Data: 2006-06-08 11:23:03
Temat: Re: A ja o serialach
Od: "Mirmar" <m...@p...onet.pl>
Pokaż wszystkie nagłówki
Użytkownik "---------------------- =================="
<a...@g...SKASUJ-TO.pl> napisał w wiadomości
news:e68t6i$n4d$1@inews.gazeta.pl...
> Wiem, wiem, było po wielokroć... Co tak ludzi kręci w telewizyjnych
> tasiemcach z życia wziętych? Miłość-ciąża-ślub-dorabianie się tego czy
> tamtego-wychowywanie dzieci-wnuki-starośc i the end. Czasem tylko jakiś
> ozdobnik w postaci zdrady-rozwodu-mniej lub bardziej dotkliwej choroby.

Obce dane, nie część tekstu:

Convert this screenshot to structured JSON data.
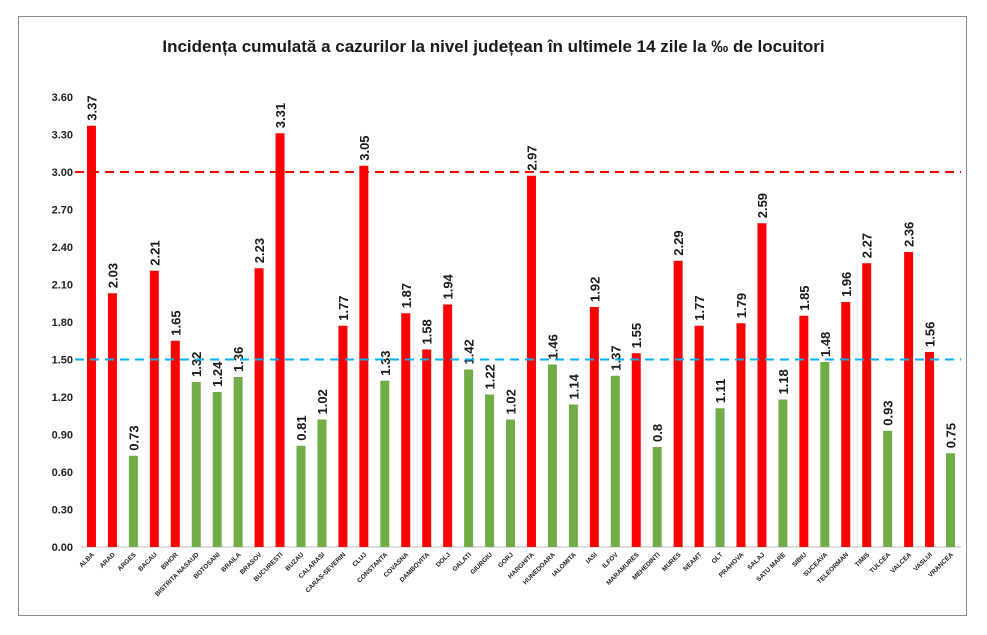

> Skończony banal, więc co?
>
Niekoniecznie z życia, a z głów scenarzystów...A co przyciąga ? Nieskonczona
głupota tych seriali...
MM
Ps. Zdecydowanie jest za dużo tych seriali w róznych telewizjach, zwłaszcza
seriali obyczajowych...w porze od 17.00 do 22.00 zobaczyłoby się jakiś dobry
film, tu kicha - najpierw Klan, później Plebania, oddech na wiadomości (lub
bajkę dla dziecka), następnie M wiadomo jakie i na zakonczenie dniówki mamy
na wspólnej...oho, coś przeoczyłem, na Polsacie od 18.00 do 19.00 mamy coś
znowu o miłości...
K..., jak sie cieszę gdy w wieczorne wtorki jest mecz!! No, ale programiści
ramówek wynaleźli by w ramach rekompesaty nadawać Mjm we środy.